Still AWS the Leader when it comes to Cloud Pricing?
The popularity of Amazon S3 and Amazon EBS has grown to record levels and continues to grow at a very rapid pace. During the last four years, the object stored on Amazon’s S3 servers increased from 262 million to over two trillion.
With the increase in the scale of storage, Amazon has decided to further reduce tariffs on hosting. In February, the cloud leader will significantly reduce the prices of its Simple Storage Service (S3) and Elastic Block Store (EBS). In addition, Amazon is also introducing two new M3 instance sizes and types that will come with SSD-based internal storage.
Amazon will cut Amazon S3 storage prices by up to 22 percent across all regions.
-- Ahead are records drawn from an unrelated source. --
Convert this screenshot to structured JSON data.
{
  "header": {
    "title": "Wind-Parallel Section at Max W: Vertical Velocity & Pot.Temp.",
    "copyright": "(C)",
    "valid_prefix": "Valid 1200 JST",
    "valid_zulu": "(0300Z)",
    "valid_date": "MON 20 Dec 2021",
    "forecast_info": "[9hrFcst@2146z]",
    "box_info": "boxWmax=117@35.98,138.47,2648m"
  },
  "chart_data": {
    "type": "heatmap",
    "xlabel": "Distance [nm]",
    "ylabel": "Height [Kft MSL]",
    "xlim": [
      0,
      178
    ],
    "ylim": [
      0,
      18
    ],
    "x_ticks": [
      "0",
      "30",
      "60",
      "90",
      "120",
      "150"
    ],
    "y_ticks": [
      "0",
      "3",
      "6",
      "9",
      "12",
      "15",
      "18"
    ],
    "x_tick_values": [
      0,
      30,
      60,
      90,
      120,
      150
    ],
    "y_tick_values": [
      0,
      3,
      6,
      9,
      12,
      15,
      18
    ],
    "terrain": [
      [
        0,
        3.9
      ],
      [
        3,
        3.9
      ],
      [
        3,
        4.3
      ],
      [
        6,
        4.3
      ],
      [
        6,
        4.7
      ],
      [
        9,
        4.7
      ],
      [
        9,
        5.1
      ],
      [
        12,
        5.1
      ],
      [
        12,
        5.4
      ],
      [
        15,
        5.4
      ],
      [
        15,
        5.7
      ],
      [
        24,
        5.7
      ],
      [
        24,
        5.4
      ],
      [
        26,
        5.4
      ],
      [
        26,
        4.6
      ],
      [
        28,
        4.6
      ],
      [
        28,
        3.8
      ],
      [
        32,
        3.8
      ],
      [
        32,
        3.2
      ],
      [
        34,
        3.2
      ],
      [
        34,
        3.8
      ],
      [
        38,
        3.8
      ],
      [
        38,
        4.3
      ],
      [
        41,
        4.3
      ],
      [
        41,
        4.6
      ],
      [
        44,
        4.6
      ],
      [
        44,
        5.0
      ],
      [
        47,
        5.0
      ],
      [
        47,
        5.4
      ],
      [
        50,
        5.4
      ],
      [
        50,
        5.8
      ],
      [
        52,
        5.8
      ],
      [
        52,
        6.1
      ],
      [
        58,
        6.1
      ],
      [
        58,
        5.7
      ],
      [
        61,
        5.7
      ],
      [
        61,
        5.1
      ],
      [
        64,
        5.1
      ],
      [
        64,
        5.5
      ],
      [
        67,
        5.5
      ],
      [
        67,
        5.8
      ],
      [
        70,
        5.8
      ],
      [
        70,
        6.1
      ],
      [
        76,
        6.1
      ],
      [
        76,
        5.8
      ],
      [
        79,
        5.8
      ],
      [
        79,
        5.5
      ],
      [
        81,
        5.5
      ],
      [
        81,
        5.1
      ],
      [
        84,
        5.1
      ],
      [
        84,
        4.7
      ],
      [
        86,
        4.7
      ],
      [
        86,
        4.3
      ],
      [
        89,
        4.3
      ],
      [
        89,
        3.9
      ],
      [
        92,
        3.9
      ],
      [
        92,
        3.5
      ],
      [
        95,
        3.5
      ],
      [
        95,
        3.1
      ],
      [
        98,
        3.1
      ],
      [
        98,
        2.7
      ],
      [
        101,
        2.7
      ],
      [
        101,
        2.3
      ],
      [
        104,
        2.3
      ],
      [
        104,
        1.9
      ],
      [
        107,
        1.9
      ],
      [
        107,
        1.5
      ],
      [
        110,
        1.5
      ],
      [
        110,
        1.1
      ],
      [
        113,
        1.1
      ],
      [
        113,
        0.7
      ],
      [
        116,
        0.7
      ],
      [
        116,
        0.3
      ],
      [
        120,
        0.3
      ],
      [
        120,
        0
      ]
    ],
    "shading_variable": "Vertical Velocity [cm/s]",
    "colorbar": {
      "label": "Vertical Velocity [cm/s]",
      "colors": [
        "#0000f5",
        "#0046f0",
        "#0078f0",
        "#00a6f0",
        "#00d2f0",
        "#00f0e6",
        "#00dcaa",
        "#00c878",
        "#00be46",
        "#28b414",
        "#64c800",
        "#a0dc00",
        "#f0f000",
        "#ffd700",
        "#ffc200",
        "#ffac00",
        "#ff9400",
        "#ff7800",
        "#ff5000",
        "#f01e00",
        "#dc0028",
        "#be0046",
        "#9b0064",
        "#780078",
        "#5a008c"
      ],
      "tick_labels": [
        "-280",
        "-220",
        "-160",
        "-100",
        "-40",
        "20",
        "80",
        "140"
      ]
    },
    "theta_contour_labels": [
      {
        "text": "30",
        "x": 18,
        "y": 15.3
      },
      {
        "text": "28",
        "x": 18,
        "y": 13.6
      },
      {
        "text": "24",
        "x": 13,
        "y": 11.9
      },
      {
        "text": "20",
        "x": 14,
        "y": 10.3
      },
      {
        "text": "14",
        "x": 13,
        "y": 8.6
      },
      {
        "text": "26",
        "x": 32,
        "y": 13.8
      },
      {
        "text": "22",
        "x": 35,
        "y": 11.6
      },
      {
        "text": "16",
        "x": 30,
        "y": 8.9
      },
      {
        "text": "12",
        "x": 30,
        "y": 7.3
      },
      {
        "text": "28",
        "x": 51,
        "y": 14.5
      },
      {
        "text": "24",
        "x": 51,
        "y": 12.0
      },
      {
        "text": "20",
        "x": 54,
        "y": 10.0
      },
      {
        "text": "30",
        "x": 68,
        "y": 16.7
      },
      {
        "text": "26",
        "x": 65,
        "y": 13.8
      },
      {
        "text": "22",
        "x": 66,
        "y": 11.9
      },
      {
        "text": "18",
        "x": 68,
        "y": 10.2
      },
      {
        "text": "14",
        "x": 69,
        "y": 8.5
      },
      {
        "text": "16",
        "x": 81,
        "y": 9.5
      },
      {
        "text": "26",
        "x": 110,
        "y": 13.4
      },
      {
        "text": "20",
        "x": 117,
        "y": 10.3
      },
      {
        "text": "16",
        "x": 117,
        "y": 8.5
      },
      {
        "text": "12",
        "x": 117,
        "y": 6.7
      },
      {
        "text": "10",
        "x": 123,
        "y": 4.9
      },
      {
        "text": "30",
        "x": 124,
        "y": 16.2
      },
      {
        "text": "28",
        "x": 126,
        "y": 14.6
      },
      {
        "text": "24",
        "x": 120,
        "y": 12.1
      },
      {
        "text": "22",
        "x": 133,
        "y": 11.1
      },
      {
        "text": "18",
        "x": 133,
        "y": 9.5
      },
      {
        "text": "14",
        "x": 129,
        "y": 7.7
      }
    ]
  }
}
The EBS prices will be lowered by up to 50 percent for storage and I/O requests. The pricing going forward will vary by region but every single region will see some sort of reduction on EBS and I/O requests.
The new M3 medium and large instances will start at $0.113 per hour and will replace the older and slower M1 instances. By default, the M3 instance type will offer 4GB of SSD storage, 3.75 GB of RAM and one virtual CPU. The large instances will come with 32 GB of SSD storage, seven GB of RAM and two virtual CPUs. Prices vary on a region-to-region basis but start at $0.113 per hour (m3.medium), or $0.225 (m3.large).
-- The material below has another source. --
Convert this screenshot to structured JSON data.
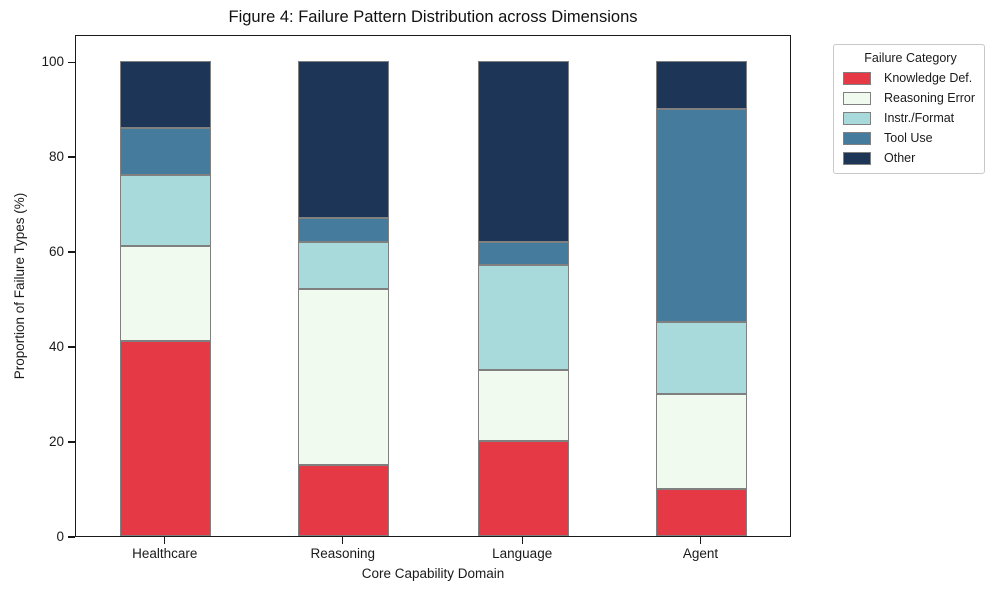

The price cut will be favorable for large customers. For storage that exceeding more than 5000TB, Amazon will drop price by 22 percent. Those who are using a terabyte will save 11 percent, between one and 50TB on S3 will save 6 percent and others will save up to 6 to 15 percent. Amazon has also added support for instance store-backed AMIs for all M3 instance sizes.
AWS routinely cuts their cloud pricing and as per the company this is AWS’ 40th price drop. Amazon is facing tough competition with Google and Microsoft to maintain its lead in cloud computing and tries to woo more developers to come to its solutions with lower prices, more hardware offerings and more advanced technologies.
Google made its cloud platform Google Compute Engine service available for all. The platform offers developers the flexibility to build both managed and unmanaged services that run on Google’s infrastructure applications. Google has reduced the price of Persistent Disk by 60% per Gigabyte and the largest Persistent Disk volumes have up to 700% higher peak I/O capability. Microsoft, on the other hand, recently progressed enough to be a serious threat to Amazon’s dominance in the market.